Mas por que será que Murilo Rubião não é tão reconhecido pelos leitores brasileiros

atualmente, apesar de ter sido o pioneiro do Realismo Mágico no Brasil, ter seus livros

publicados há mais de 50 anos e de ter sido muito elogiado por escritores e críticos

importantes?

Analisando atentamente a sua obra, depreende-se que, um dos possíveis motivos para que

Rubião seja desconhecido do grande público pode ser o fato de suas obras serem apenas

contos (33 ao todo), já que ele reunia contos para montar seus livros. Como se sabe, os contos

não têm uma relevância comercial assim como têm os romances. Em nenhum momento de

sua carreira como escritor ele publicou qualquer trabalho em outra vertente. Assim, leitores

não adeptos a contos, provavelmente não teriam interesse em ler seus livros. Talvez outro

motivo seja a peculiaridade de sua escrita, incompreendida por muitos, pois, ao aproximar o

real e o fantástico, algo com o qual os leitores não estavam acostumados, já que a literatura

brasileira passeava por outras vertentes, ele acabasse, sem querer, afastando os leitores, que

julgavam sua escrita estranha e incompreensível.

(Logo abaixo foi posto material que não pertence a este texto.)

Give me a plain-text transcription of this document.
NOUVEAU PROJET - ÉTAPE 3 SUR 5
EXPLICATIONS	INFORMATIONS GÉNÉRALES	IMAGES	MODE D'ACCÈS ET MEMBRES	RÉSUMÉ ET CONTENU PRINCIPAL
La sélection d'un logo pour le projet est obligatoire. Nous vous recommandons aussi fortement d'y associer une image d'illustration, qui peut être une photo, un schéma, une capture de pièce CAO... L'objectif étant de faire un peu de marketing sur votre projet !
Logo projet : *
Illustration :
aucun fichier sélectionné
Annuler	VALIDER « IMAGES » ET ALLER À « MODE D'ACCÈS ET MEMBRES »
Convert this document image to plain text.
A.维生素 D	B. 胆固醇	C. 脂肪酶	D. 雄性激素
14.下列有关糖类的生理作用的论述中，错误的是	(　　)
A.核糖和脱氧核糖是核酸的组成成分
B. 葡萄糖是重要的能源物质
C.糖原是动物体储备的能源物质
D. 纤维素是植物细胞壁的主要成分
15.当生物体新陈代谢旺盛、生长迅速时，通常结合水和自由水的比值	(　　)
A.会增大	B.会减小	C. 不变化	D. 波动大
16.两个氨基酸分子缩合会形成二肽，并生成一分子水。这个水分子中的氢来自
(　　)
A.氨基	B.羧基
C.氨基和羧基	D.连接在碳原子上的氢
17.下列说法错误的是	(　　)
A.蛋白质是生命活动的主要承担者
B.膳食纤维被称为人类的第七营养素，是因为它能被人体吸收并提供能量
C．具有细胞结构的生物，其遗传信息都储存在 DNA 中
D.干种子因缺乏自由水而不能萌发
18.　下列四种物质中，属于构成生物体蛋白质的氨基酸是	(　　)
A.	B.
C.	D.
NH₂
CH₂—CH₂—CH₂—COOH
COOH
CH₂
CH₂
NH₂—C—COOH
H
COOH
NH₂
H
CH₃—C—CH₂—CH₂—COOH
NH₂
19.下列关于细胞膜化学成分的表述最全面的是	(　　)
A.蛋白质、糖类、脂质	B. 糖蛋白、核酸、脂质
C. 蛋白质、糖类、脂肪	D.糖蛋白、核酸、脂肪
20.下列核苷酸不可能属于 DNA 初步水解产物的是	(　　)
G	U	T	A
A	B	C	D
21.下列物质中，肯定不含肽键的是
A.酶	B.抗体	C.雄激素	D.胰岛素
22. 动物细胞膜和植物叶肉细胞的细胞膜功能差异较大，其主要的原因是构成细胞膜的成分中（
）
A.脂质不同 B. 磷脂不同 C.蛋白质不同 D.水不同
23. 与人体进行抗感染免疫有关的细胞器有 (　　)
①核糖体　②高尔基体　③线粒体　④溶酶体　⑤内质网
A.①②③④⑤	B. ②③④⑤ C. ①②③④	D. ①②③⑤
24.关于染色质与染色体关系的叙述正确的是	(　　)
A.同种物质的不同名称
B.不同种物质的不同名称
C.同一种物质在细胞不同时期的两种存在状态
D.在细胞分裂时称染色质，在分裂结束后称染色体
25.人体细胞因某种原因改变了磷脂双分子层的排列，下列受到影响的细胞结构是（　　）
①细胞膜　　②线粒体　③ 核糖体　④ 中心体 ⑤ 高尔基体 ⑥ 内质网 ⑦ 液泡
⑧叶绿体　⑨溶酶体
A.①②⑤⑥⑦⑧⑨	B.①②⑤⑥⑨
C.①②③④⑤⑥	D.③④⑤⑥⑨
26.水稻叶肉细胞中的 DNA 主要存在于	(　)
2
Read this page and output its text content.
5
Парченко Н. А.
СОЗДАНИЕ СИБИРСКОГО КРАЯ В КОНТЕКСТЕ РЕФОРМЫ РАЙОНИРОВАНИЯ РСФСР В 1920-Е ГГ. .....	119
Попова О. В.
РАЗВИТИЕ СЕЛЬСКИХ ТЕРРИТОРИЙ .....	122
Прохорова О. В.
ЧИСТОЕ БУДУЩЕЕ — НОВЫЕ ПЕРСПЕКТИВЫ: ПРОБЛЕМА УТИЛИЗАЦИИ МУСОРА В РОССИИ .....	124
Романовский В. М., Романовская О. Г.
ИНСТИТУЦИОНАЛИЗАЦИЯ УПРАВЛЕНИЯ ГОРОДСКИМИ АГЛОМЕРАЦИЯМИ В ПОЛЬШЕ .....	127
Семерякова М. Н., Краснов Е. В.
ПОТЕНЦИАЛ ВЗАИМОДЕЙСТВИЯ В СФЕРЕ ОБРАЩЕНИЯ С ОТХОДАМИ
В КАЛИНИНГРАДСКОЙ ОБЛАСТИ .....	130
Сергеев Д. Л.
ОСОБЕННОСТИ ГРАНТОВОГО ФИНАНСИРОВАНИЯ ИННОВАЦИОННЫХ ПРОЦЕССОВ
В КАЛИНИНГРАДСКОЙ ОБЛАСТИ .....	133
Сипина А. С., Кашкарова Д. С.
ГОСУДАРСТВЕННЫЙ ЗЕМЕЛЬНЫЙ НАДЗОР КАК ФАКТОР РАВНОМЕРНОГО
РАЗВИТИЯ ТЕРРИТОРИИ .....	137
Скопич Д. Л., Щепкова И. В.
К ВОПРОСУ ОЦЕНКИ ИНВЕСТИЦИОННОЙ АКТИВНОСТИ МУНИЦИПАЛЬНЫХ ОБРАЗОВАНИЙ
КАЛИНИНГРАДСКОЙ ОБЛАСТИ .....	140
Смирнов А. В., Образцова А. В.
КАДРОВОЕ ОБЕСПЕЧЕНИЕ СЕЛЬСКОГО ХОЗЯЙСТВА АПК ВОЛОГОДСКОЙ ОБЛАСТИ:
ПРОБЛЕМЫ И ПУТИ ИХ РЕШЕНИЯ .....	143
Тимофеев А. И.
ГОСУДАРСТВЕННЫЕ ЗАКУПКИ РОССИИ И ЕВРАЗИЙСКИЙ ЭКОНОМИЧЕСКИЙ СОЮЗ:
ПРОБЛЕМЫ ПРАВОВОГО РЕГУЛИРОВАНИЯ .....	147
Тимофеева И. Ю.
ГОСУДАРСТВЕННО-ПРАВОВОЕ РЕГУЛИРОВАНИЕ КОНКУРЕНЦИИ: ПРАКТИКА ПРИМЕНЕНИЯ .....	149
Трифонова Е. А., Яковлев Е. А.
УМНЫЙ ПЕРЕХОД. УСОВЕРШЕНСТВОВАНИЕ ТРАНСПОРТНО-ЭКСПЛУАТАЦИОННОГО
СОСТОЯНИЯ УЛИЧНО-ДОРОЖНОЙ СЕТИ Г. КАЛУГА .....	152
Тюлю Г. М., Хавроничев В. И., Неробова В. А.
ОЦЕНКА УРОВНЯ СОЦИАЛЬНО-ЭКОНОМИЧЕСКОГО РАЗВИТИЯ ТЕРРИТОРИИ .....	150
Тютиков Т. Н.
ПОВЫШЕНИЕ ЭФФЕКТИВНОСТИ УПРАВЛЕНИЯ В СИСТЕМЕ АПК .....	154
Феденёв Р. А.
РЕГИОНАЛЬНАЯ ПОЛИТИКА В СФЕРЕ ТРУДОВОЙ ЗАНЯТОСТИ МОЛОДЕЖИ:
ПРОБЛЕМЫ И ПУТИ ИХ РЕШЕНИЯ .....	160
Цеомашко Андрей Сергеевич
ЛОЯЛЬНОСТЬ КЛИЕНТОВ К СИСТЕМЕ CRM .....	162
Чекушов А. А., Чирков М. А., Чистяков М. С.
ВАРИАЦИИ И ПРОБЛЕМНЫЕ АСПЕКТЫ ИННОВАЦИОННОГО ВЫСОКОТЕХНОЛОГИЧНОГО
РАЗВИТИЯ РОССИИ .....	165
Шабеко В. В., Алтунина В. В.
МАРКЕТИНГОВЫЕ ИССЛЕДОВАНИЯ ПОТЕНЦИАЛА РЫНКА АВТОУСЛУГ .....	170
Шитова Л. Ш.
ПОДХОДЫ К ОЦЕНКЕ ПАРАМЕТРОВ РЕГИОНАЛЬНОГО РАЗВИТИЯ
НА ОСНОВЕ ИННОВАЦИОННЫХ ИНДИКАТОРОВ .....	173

A sofisticação da obra muriliana, dado o seu grande potencial, tornava muitos dos seus

escritos incompreensíveis para muitos leitores, uma vez que não conseguiam enxergar as

informações subjacentes ao texto, esabarrando na primeira camada linguística (o texto

propriamente dito). Ao se deparar com algumas passagens, muitos leitores esbarravam no

estranhamento, marca registrada de sua obra, interrompendo a leitura, ora por instantes, ora de

forma definitiva.

Entretanto, é justamente o estranhamento uma das marcas da obra muriliana. Conseguir esse

efeito de sentido não era muito fácil, por isso que ele demorava tanto para escrever. Hoje,

praticamente 73 anos após o início de sua primeira obra, o leitor já consegue perceber com

mais clareza o propósito da escrita desse autor, razão pela qual se faz necessária a divulgação

de sua obra para além das Minas Gerais.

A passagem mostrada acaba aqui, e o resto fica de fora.